On the way home, I had to help up a young woman who had come crashing off her Kim Kardashian heels. I do this two or three times a day. I don't lecture them on the symbolism of the fallen woman. I don't tell them that Vivienne Westwood says they look crap. I just give them my arm and offer to escort them to the nearest A&E. It's not my job to save the world, but I feel it's the least I can do, since I am generically a man and therefore one of the reasons – I only say "one" – that women are prepared to undergo this indignity. That fashion trumps what men think I acknowledge. But that's Vivienne Westwood's point. Fashion will make a clown of whoever slavishly follows it.
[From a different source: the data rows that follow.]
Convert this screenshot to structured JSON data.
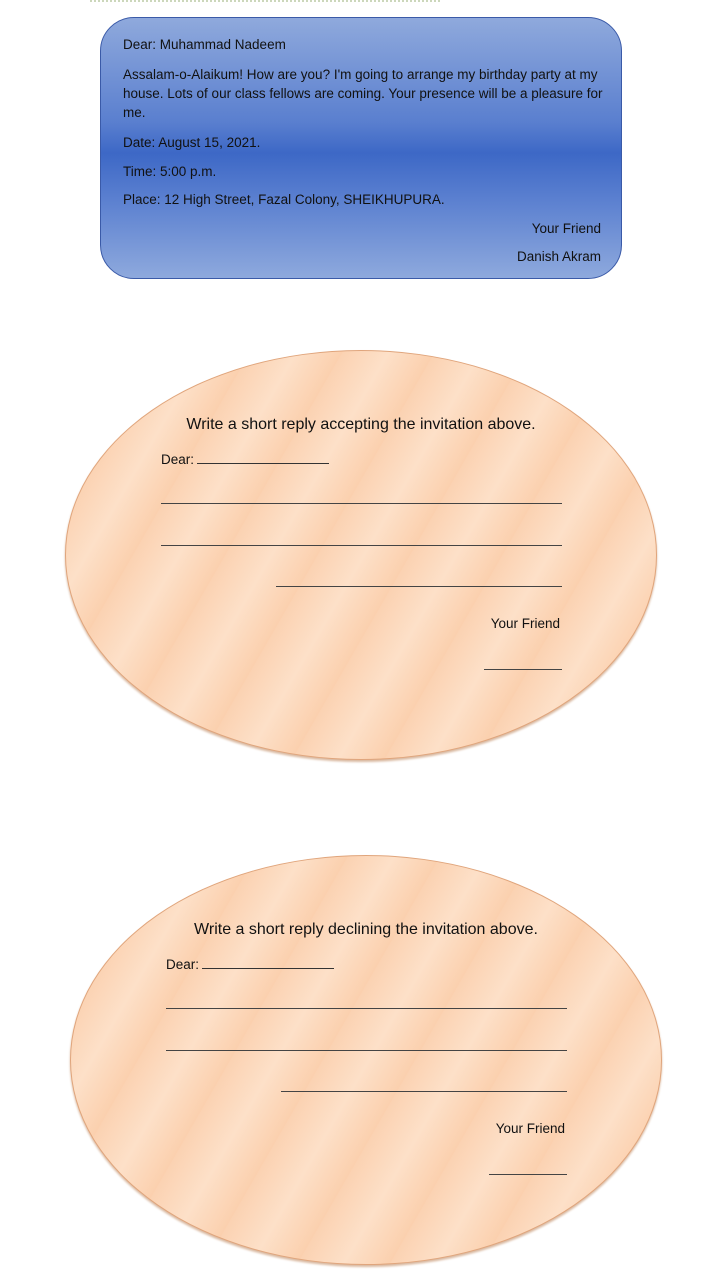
{
  "invitation": {
    "greeting": "Dear: Muhammad Nadeem",
    "body": "Assalam-o-Alaikum! How are you? I'm going to arrange my birthday party at my house. Lots of our class fellows are coming. Your presence will be a pleasure for me.",
    "date": "Date: August 15, 2021.",
    "time": "Time: 5:00 p.m.",
    "place": "Place: 12 High Street, Fazal Colony, SHEIKHUPURA.",
    "closing": "Your Friend",
    "signature": "Danish Akram"
  },
  "accept": {
    "prompt": "Write a short reply accepting the invitation above.",
    "dear": "Dear:",
    "closing": "Your Friend"
  },
  "decline": {
    "prompt": "Write a short reply declining the invitation above.",
    "dear": "Dear:",
    "closing": "Your Friend"
  }
}
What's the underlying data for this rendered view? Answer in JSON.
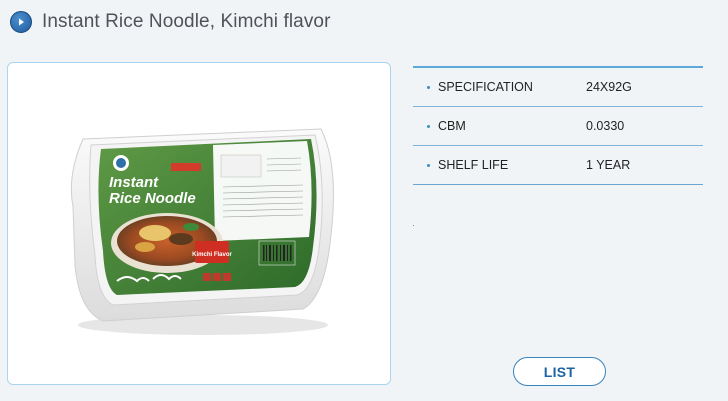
{
  "header": {
    "icon": "play-arrow-icon",
    "title": "Instant Rice Noodle,  Kimchi flavor"
  },
  "product_image": {
    "alt": "",
    "package": {
      "brand_line1": "Instant",
      "brand_line2": "Rice Noodle",
      "flavor_tag": "Kimchi Flavor"
    }
  },
  "specs": [
    {
      "label": "SPECIFICATION",
      "value": "24X92G"
    },
    {
      "label": "CBM",
      "value": "0.0330"
    },
    {
      "label": "SHELF LIFE",
      "value": "1 YEAR"
    }
  ],
  "list_button": {
    "label": "LIST"
  },
  "colors": {
    "accent": "#3a84bd",
    "border": "#a9d3ee",
    "package_green": "#3f7d33"
  }
}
Then again, though it might only be the circus or the pantomime, at least women are dressing as though for an occasion. Whereas the men you see them with are in thrall to the fashion that dictates you mustn't look as though you've dressed at all. I've seen women at the opera in ball gowns and diamond earrings escorted by men who affect the air of having just rolled out of bed, just rolled a joint and just rolled in dog hairs. When I'm not raising fallen women, I'm offering succour to men I discover shivering and apparently starving at street corners with their shirts out of their trousers and summer trainers on their feet. "Oh, should I be wearing something?" their expressions say, as I take them in my arms and warm them back to life. Sometimes I wind them in a spare scarf I carry for this very eventuality.

More fabric and lower heels is the battle cry of the over-70s. Don't knock it. There's wit in dressing sensibly. It references not dressing sensibly. But compassion for the young is called for, too. It's no fun freezing or falling over. And you can't blame them for not looking who they individually are. They don't yet know. You have to be 70 for that.